Andrey Listopadov

Advent of Code: Day 1

@aoc2021 @programming clojure ~4 minutes read

Welcome to the series of posts on this year’s Advent of Code event! This year, to keep myself motivated, I decided to write a small post each day, in which I’ll describe the way I’ve approached this day’s AOC puzzle. As I’ve mentioned I’ll be solving puzzles in Clojure, (usually) formatting the code as can be seen in the REPL. So if you see a code block that starts with day1>, it means that we’re inside the REPL, and in a day1 namespace. And, without further ado, let’s begin!

Sonar Sweep

The first task is about calculating the rate at which the depth is increasing. Should be pretty simple!

For the given example input:

199
200
208
210
200
207
240
269
260
263

We need to count the number of times a depth measurement increases from the previous measurement. This means, that we need to check if 200 is greater than 199, then that 208 is greater than 200, and so on. Sounds like a job for reduce! Let’s write such algorithm, and only partially supply the input:

user> (ns day1)
nil
day1> (reduce (fn [res [current next]]
                (+ res (if (> next current) 1 0)))
              0
              [[199 200] [200 208]])
2

This correctly returns 2, now let’s feed it the whole input! But we need to regroup the input first, so there will be a group of two for each number. Luckily we have a function just for that, called partition:

day1> (partition 2 1 [199 200 208 210 200 207 240 269 260 263])
((199 200)
 (200 208)
 (208 210)
 (210 200)
 (200 207)
 (207 240)
 (240 269)
 (269 260)
 (260 263))

Sweet! Let’s put our reduce into a function that does this transformation, and plug this input into it!

day1> (defn part-1 [input]
        (reduce (fn [res [current next]]
                  (+ res (if (> next current) 1 0)))
                0
                (partition 2 1 input)))
#'day1/part-1
day1> (part-1 [199 200 208 210 200 207 240 269 260 263])
7

And it returns the correct result for the test input!
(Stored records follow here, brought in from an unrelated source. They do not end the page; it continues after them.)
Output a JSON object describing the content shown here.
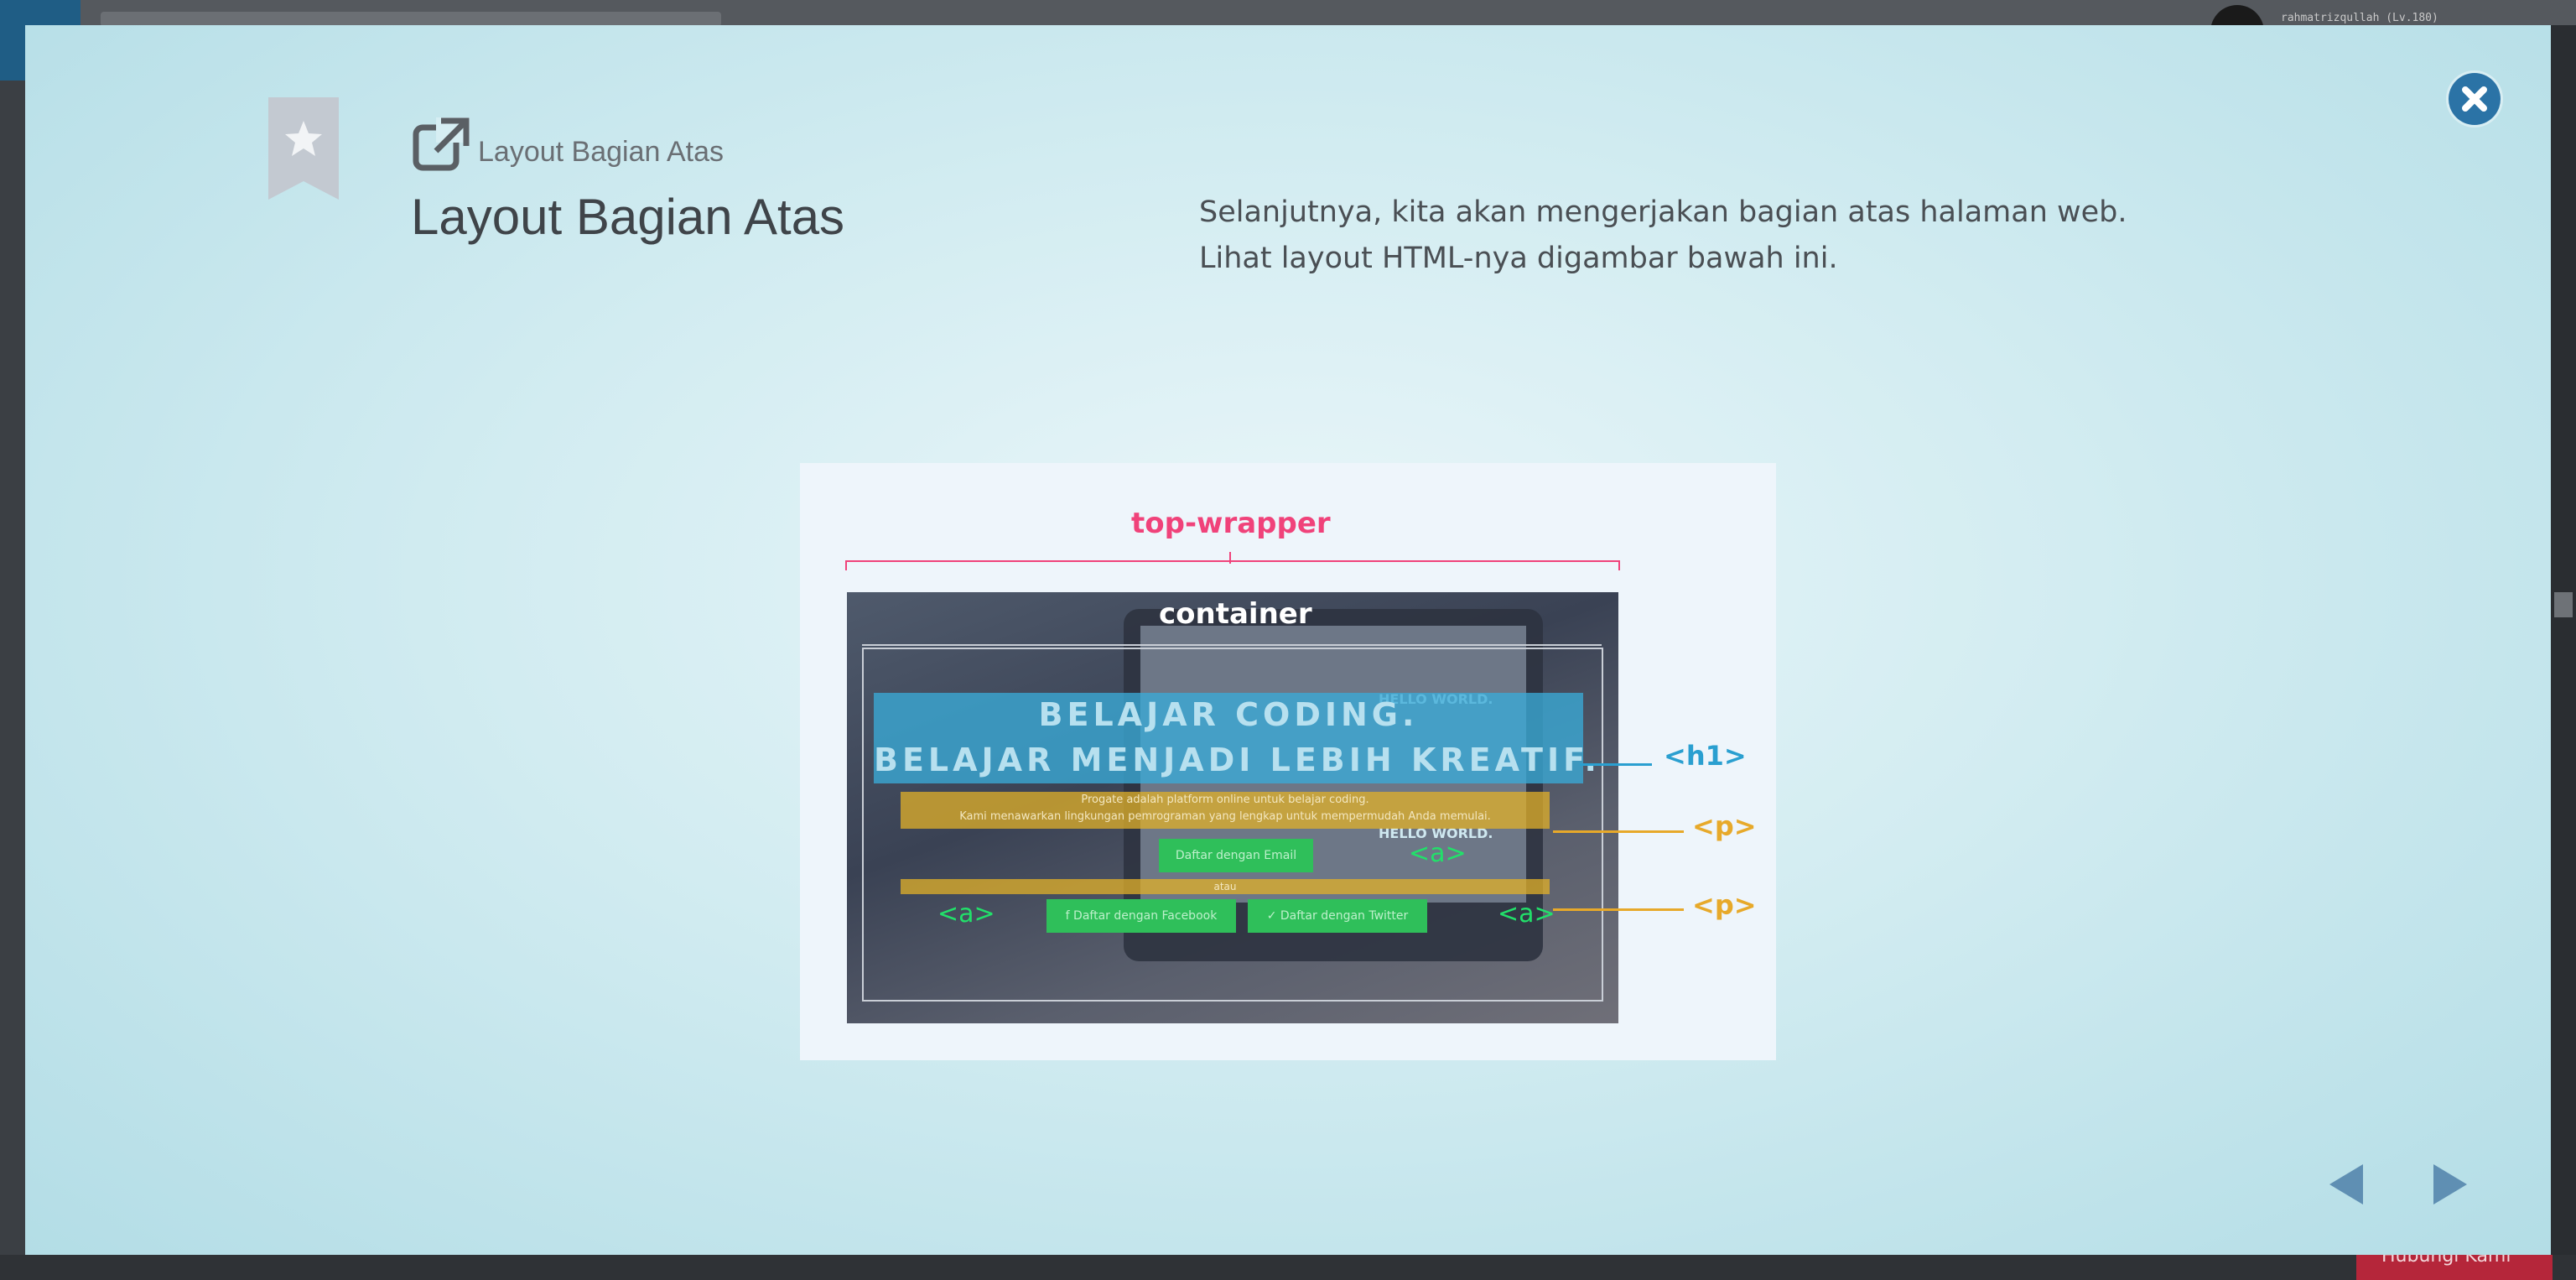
{
  "background": {
    "username": "rahmatrizqullah (Lv.180)",
    "bottom_button_label": "Hubungi Kami"
  },
  "modal": {
    "subtitle": "Layout Bagian Atas",
    "title": "Layout Bagian Atas",
    "description_line1": "Selanjutnya, kita akan mengerjakan bagian atas halaman web.",
    "description_line2": "Lihat layout HTML-nya digambar bawah ini.",
    "icons": {
      "bookmark": "bookmark-star-icon",
      "link": "external-link-icon",
      "close": "close-icon",
      "prev": "arrow-left-icon",
      "next": "arrow-right-icon"
    },
    "colors": {
      "accent": "#2b73a6",
      "nav_arrow": "#5f8fb3"
    }
  },
  "figure": {
    "label_wrapper": "top-wrapper",
    "label_container": "container",
    "h1_line1": "BELAJAR CODING.",
    "h1_line2": "BELAJAR MENJADI LEBIH KREATIF.",
    "p1_line1": "Progate adalah platform online untuk belajar coding.",
    "p1_line2": "Kami menawarkan lingkungan pemrograman yang lengkap untuk mempermudah Anda memulai.",
    "button_email": "Daftar dengan Email",
    "p2_text": "atau",
    "button_facebook": "f Daftar dengan Facebook",
    "button_twitter": "✓ Daftar dengan Twitter",
    "hello_text": "HELLO WORLD.",
    "label_h1": "<h1>",
    "label_p": "<p>",
    "label_a": "<a>",
    "colors": {
      "wrapper": "#f0427a",
      "h1": "#2a9fd0",
      "p": "#e7a92a",
      "a": "#22e06a"
    }
  }
}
Now we can try with a real one.

I’ll not be sharing the whole input in the blog, but you can always see it in my GitHub repo for AoC.
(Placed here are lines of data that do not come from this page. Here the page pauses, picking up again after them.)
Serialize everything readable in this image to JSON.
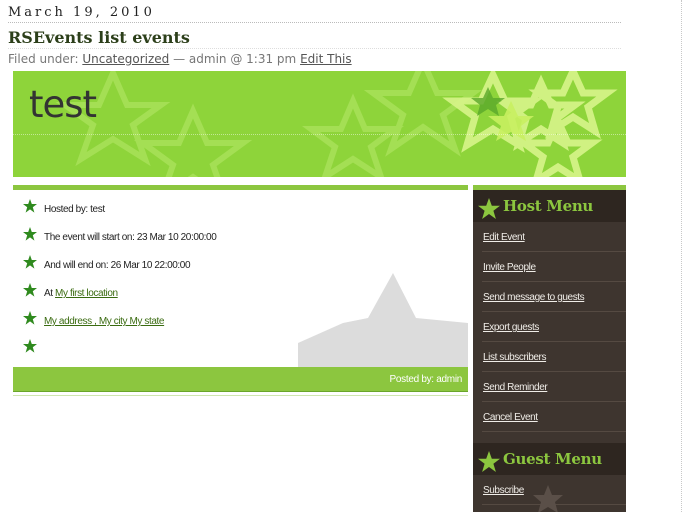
{
  "post": {
    "date": "March 19, 2010",
    "title": "RSEvents list events",
    "meta": {
      "filed_under": "Filed under:",
      "category": "Uncategorized",
      "sep": "— admin @ 1:31 pm",
      "edit": "Edit This"
    }
  },
  "event": {
    "title": "test",
    "details": [
      {
        "text": "Hosted by: test",
        "link": ""
      },
      {
        "text": "The event will start on: 23 Mar 10 20:00:00",
        "link": ""
      },
      {
        "text": "And will end on: 26 Mar 10 22:00:00",
        "link": ""
      },
      {
        "text": "At ",
        "link": "My first location"
      },
      {
        "text": "",
        "link": "My address , My city My state"
      },
      {
        "text": "",
        "link": ""
      }
    ],
    "posted_by": "Posted by: admin"
  },
  "host_menu": {
    "title": "Host Menu",
    "items": [
      "Edit Event",
      "Invite People",
      "Send message to guests",
      "Export guests",
      "List subscribers",
      "Send Reminder",
      "Cancel Event"
    ]
  },
  "guest_menu": {
    "title": "Guest Menu",
    "items": [
      "Subscribe"
    ]
  },
  "colors": {
    "accent_green": "#8cc63f",
    "sidebar_brown": "#3e352f",
    "title_text": "#2c3f1a"
  }
}
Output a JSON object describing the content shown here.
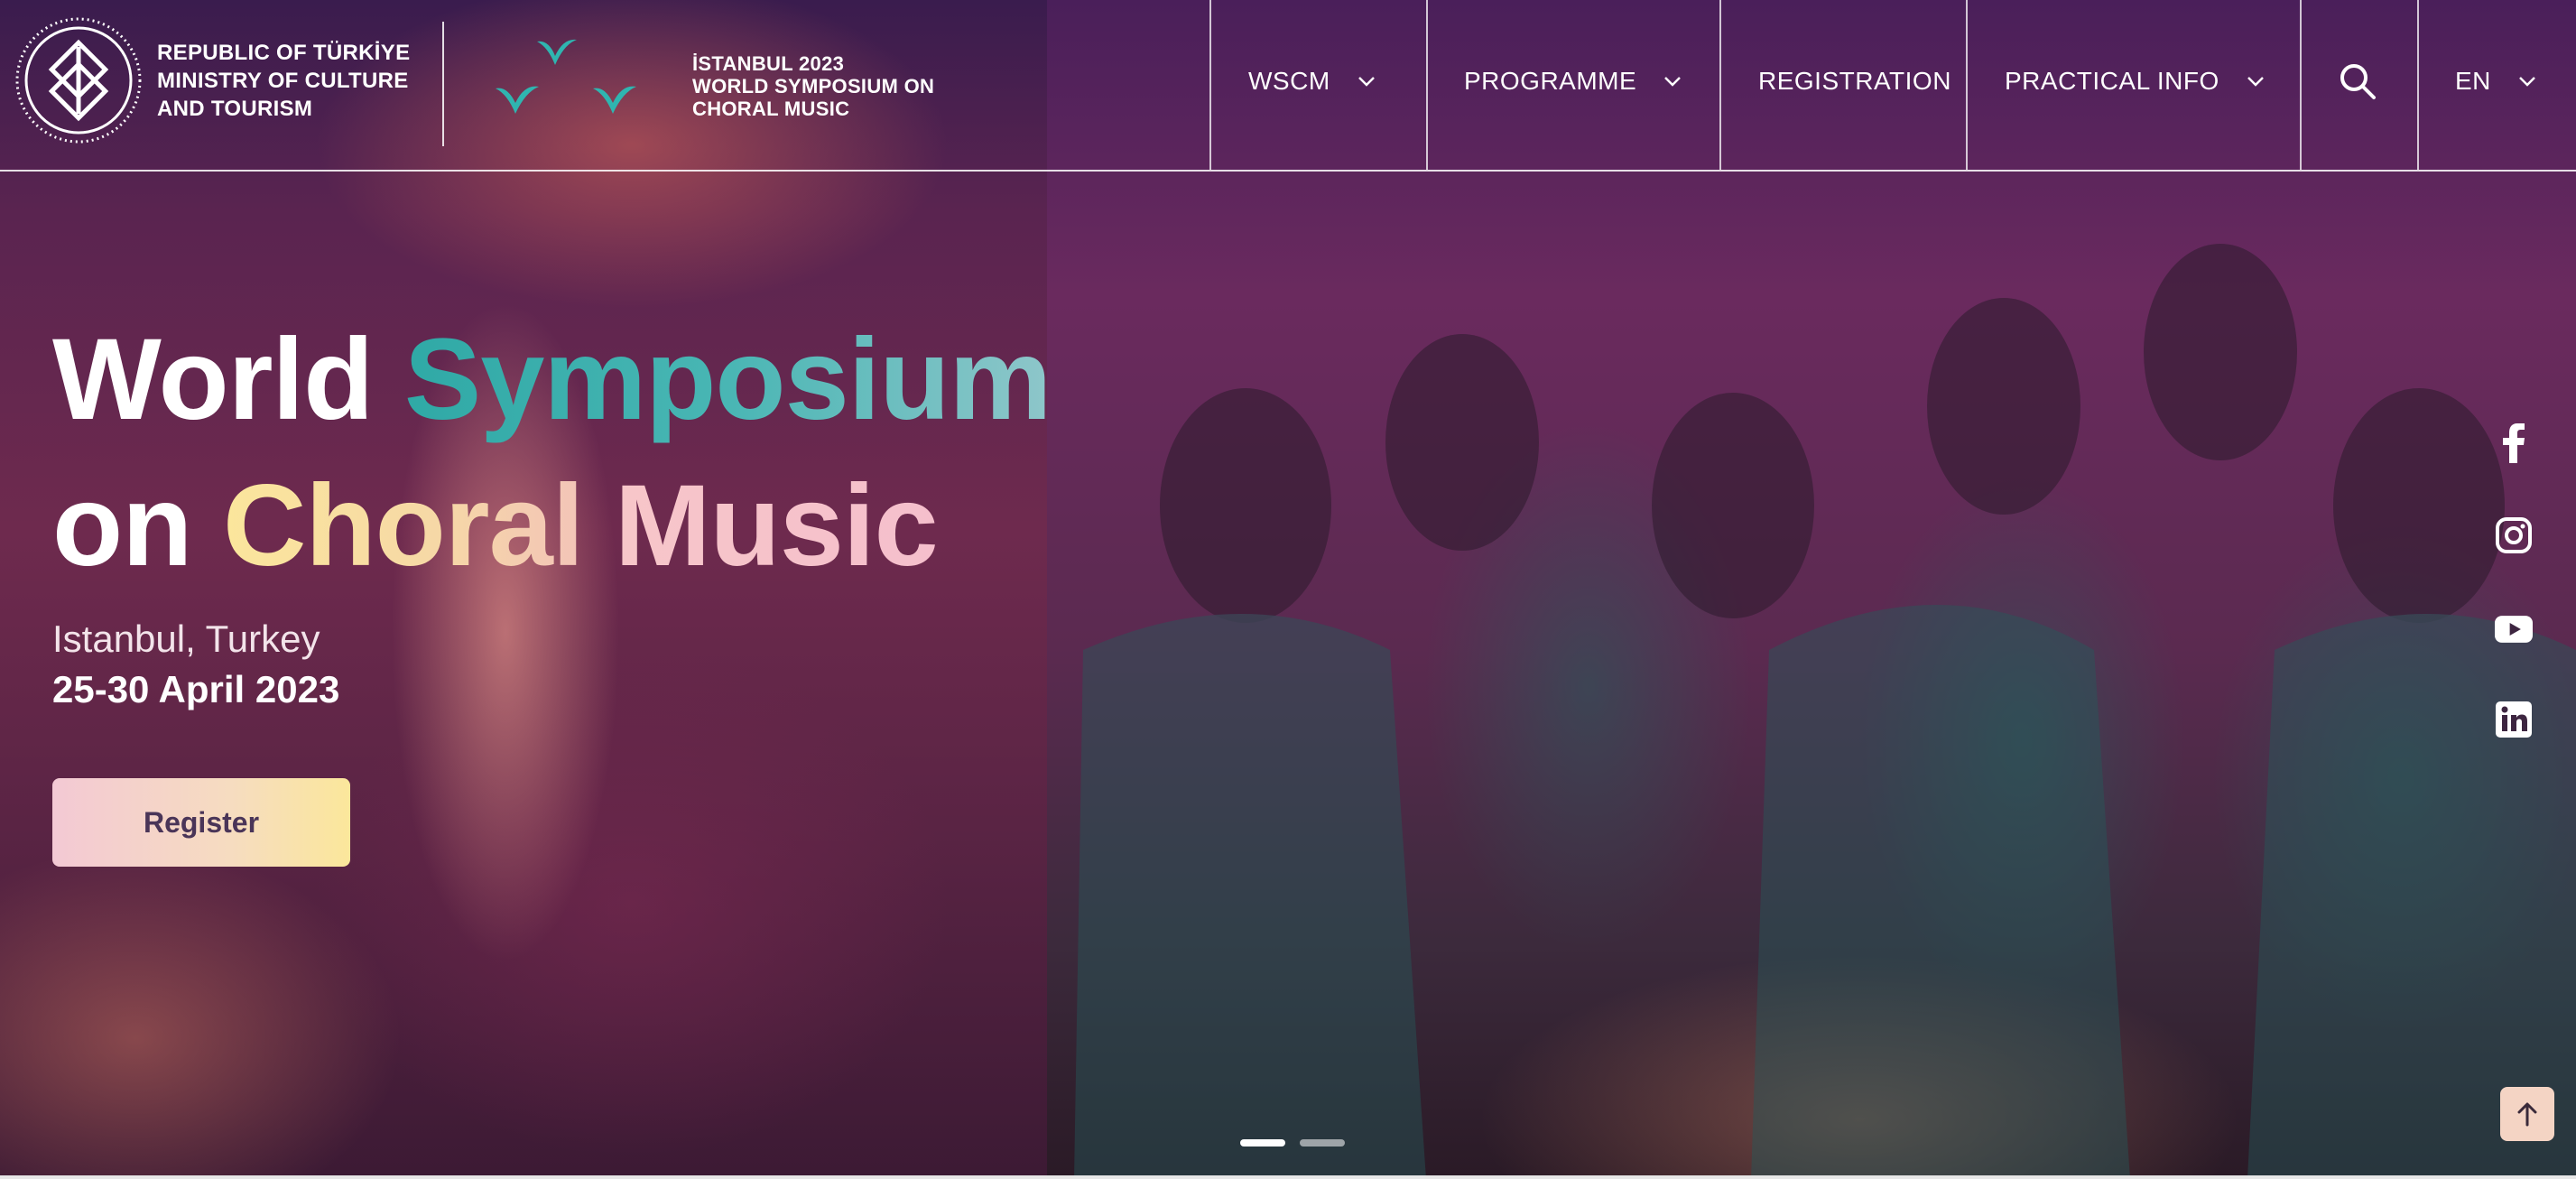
{
  "header": {
    "ministry_lines": [
      "REPUBLIC OF TÜRKİYE",
      "MINISTRY OF CULTURE",
      "AND TOURISM"
    ],
    "event_lines": [
      "İSTANBUL 2023",
      "WORLD SYMPOSIUM ON",
      "CHORAL MUSIC"
    ]
  },
  "nav": {
    "items": [
      {
        "label": "WSCM",
        "has_dropdown": true
      },
      {
        "label": "PROGRAMME",
        "has_dropdown": true
      },
      {
        "label": "REGISTRATION",
        "has_dropdown": false
      },
      {
        "label": "PRACTICAL INFO",
        "has_dropdown": true
      }
    ],
    "search_icon": "search-icon",
    "language": {
      "label": "EN",
      "has_dropdown": true
    }
  },
  "hero": {
    "title_parts": [
      "World",
      "Symposium",
      "on",
      "Choral",
      "Music"
    ],
    "location": "Istanbul, Turkey",
    "dates": "25-30 April 2023",
    "register_label": "Register"
  },
  "social": [
    "facebook-icon",
    "instagram-icon",
    "youtube-icon",
    "linkedin-icon"
  ],
  "slider": {
    "count": 2,
    "active": 1
  },
  "colors": {
    "teal": "#2fa9a6",
    "yellow": "#fbe69c",
    "pink": "#f7c6c9",
    "button_text": "#4a3558"
  }
}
First, we need a function, that will read and parse the input file:

day1> (require '[clojure.string :as str])
nil
day1> (defn- read-input []
        (->> "inputs/day1"
             slurp
             str/split-lines
             (map #(Integer/parseInt %))))

I’m putting all input files into the inputs directory, named after the respecting day of the event. In this case, it’s inputs/day1. We slurp this file, and split-lines so there is a sequence of strings, each representing a line of the file. Then we map over it with an anonymous function, that uses Integer/parseInt a Java method that parses the string as an integer. This may throw a NumberFormatException of course, but I trust that the author of the event provides a valid input.

Now, let’s plug this input into our part-1 function:

day1> (part-1 (read-input))
1215

And we surely get the right answer!

I’ve also realized that instead of reduce we can use filter and just count the amount of remaining numbers, like this:

day1> (defn part-1 [input]
        (->> input
             (partition 2 1)
             (filter (partial apply <))
             count))
#'day1/part-1
day1> (part-1 (read-input))
1215

It yields the same result but is much more concise. I’ll keep this solution.

Time for part two.

Part two

Part two changes how the calculations are done a bit. Now we need to do a sliding sum of groups of three. This means, that for the test input, we need to check if the sum of the first three numbers, in our case these are 199, 200, 208, is smaller than the sum of three numbers, starting from the second number: 200, 208, 210. This grouping is again can be achieved by partitioning:

day1> (partition 3 1 [199 200 208 210 200 207 240 269 260 263])
((199 200 208)
 (200 208 210)
 (208 210 200)
 (210 200 207)
 (200 207 240)
 (207 240 269)
 (240 269 260)
 (269 260 263))

Now we just need to sum these subsequences with a map:

day1> (->> [199 200 208 210 200 207 240 269 260 263]
           (partition 3 1)
           (map (partial apply +)))
(607 618 618 617 647 716 769 792)

And we can apply our part-1 function on the new input:

day1> (->> [199 200 208 210 200 207 240 269 260 263]
           (partition 3 1)
           (map (partial apply +))
           (part-1))
5

Again, we get a correct answer for the test input, so let’s put this into a function, and pass it a real one:

day1> (defn part-2 [input]
        (->> input
             (partition 3 1)
             (map (partial apply +))
             part-1))
#'day1/part-2
day1> (part-2 (read-input))
1150

And we get a correct answer!

Day 1 thoughts

This wasn’t hard, but no need to relax yet. More complex tasks are surely on the way!

I hope you’ve liked this short post of me describing the thought process for solving this day’s task. I’ll (hopefully) be publishing such posts each day, up to the event’s end. We’ll see how far I’ll manage to get!